1. Hukuman Ayah

905 64 3
                                    

Terlalu larut untuk pulang bagi Jean hari ini. Pukul dua dini hari. Dengan menenteng tas hitam besar di satu bahu berlapis jaket denim gelap, Jean meniti Langkah memasuki pintu utama. Lampu ruang utama nan lebar rumahnya telah padam. Menjadi waspada tatkala mengingat mungkin saja sang ayah sudah pulang dan berada di rumah sebelum memutuskan pergi lagi ke luar negeri dalam waktu tak tentu.

Kala kaki jenjang berbalut jeans ketat dan sepatu boots senada warna jaketnya mencapai titian undakan tangga marmer putih nan dingin, derap langkah dari arah berlawanan menggema meretak sunyi. Jean mendongak ringan, temukan sosok perawakan tinggi nyaris menyamai tubuh menjulangnya.

"Baru pulang lo?" Sapaan itu terlalu memuakkan. Sembari lanjut menapak turun dari tangga kemudian menyisakan jarak dua undakan dari posisi Jean. "Ingat pulang juga, ya."

Jean mendengus samar. Enggan menaruh atensi sedikitpun. Bukan sosok sang ayah, tetapi sosok lain yang ia lupakan juga tentang fakta bahwa sosok itu masih tinggal serumah dengannya.

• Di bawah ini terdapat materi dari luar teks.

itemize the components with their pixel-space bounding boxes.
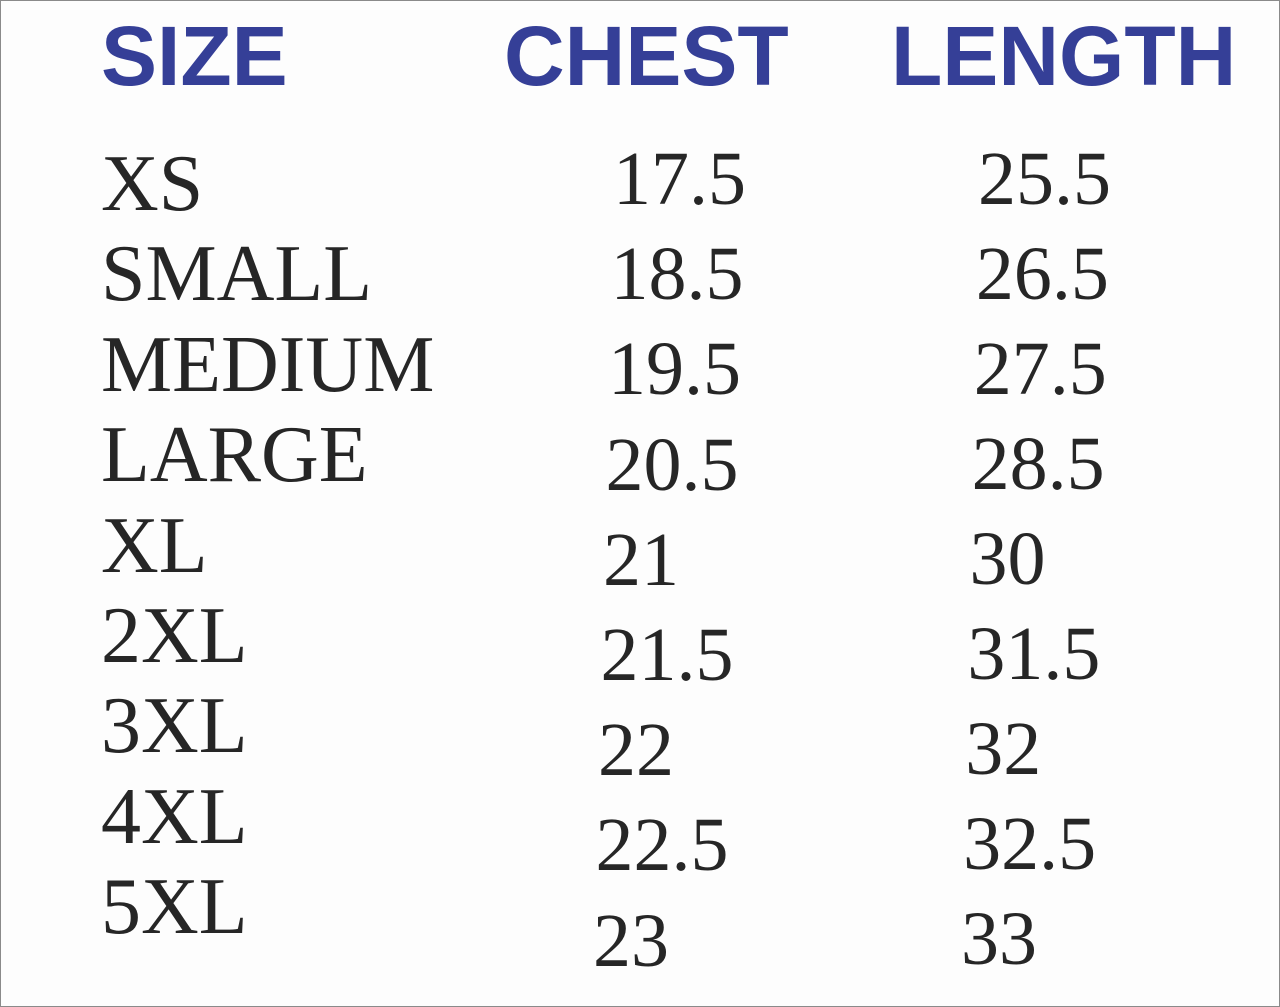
length-value: 32 bbox=[965, 707, 1042, 791]
size-label: 2XL bbox=[101, 592, 248, 680]
size-label: LARGE bbox=[101, 411, 368, 500]
length-value: 32.5 bbox=[963, 802, 1097, 886]
size-label: MEDIUM bbox=[101, 320, 435, 409]
length-value: 27.5 bbox=[973, 327, 1107, 411]
chest-value: 19.5 bbox=[608, 327, 741, 412]
size-label: 3XL bbox=[101, 682, 248, 771]
column-header: LENGTH bbox=[891, 9, 1237, 103]
chest-value: 23 bbox=[593, 898, 669, 983]
length-value: 26.5 bbox=[975, 232, 1109, 316]
length-value: 31.5 bbox=[967, 612, 1101, 696]
chest-value: 22.5 bbox=[595, 803, 729, 888]
chest-value: 20.5 bbox=[605, 422, 739, 507]
size-label: 4XL bbox=[101, 772, 248, 861]
chest-value: 21 bbox=[603, 517, 679, 602]
length-value: 30 bbox=[969, 517, 1046, 601]
size-label: 5XL bbox=[101, 863, 248, 952]
length-value: 33 bbox=[961, 897, 1037, 981]
size-label: XS bbox=[101, 140, 204, 228]
column-header: SIZE bbox=[101, 9, 288, 103]
column-header: CHEST bbox=[504, 9, 789, 103]
chest-value: 17.5 bbox=[613, 137, 746, 221]
chest-value: 22 bbox=[598, 708, 674, 793]
length-value: 28.5 bbox=[971, 422, 1105, 506]
size-label: XL bbox=[101, 501, 208, 590]
size-label: SMALL bbox=[101, 230, 373, 319]
length-value: 25.5 bbox=[978, 137, 1111, 221]
chest-value: 18.5 bbox=[610, 232, 744, 317]
chest-value: 21.5 bbox=[600, 613, 734, 697]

Dalam keremangan cahaya rembulan berbias masuk dari selinap dinding kaca dapur tak jauh dari mereka, sosok itu mengantongi kedua tangan di sakunya. Terlalu jelas ekspresi membosankannya di mata Jean.

"Dari mana lo? Boxing?"

Decakan Jean menguar, lalu serta-merta melangkah, melengoskan wajah tanpa menjunjung sopan santun miliknya yang memang sudah krisis sejak lama.

Satu-satunya alasan dirinya pulang selarut ini disebabkan oleh adanya turnamen boxing yang diselenggarakan di dalam club malam cukup jauh dari rumahnya. Turnamen itu dibuka untuk umum. Kendati begitu, orang-orang yang bisa mendaftar dan menonton bukanlah sembarangan. Harus memiliki akses istimewa, seperti latar belakang orang kaya atau pun yang memang sudah pengalaman dan relasi orang penting di sana. Bukan hal sulit bagi Jean—kendati umurnya belum genap 17 tahun—mengikuti turnamen itu adalah hal yang sudah menjadi rutinitas dunia gelapnya.

"Gimana? Menang lagi lo?"

"Bacot."

Agak menabrakkan bahu satu sama lain, Jean terus berjalan. Mengabaikan pertanyaan cowok itu yang seolah sudah bisa menerka fakta bahwa kemenangan Jean bukanlah hal baru lagi.

Namun, pernyataan berikut dari sosok berambut cokelat dengan kaca mata bertengger apik di tulang hidung tinggi tersebut sontak hentikan Jean. Sosok itu berkata dalam satu tarikan napas begitu ringan, "Babu lo kena hukum ayah lagi."

Membeku tak sampak sepuluh detik bagi Jean untuk kembali berbalik, tatap lurus sosok sang kakak tertua—Arkan Harrish Deondra.

Seakan paham tatapan meminta konfirmasi lebih jelas dari sirat manik kelam adik bungsunya, gentian Arkan mendengus remeh. Satu nama meskipun dengan sebutan sangat istimewa bagi Jean tak pernah gagal menarik atensi tersendiri bagi dirinya.

"Ulangan harian matematikanya anjlok lagi. Nara dihukum dikunci di kamar basement tanpa makan." Cowok lebih tua dua tahun itu menggendikkan bahu, kaos putih polos lengan pendek menonjolkan urat-urat di lengan, mengimbangi Jean dalam segi kesempurnaan fisik, lalu Arkan menambahkan, seiring mata mengawasi, menikmati keseruan tersendiri perubahan ekspresi samar Jean yang andal adiknya itu sembunyikan, "Kata ayah hukumannya tiga hari. Oh, ya, sebelumnya tiga puluh cambukan di punggung,"

Terlalu aneh sebenarnya Arkan menceritakan ulang kejadian buruk itu pada Jean terlebih gurat emosi tanpa belas kasihan tercetak di sana. Membicarakan penderitaan subjek yang tak lain dan tak bukan juga adalah adiknya sendiri. Pun kembaran beda lima menit darinya.

Ya, apa yang diharapkan? Sejak awal hubungan keluara di rumah ini rumit, mewujudkan keharmonisan ialah pelik, kendati kembar, dia tidak ingin disamakan sebab perbedaan dan kesempurnaan dirinya jelas jauh lebih di atas dan tak bisa ditampik.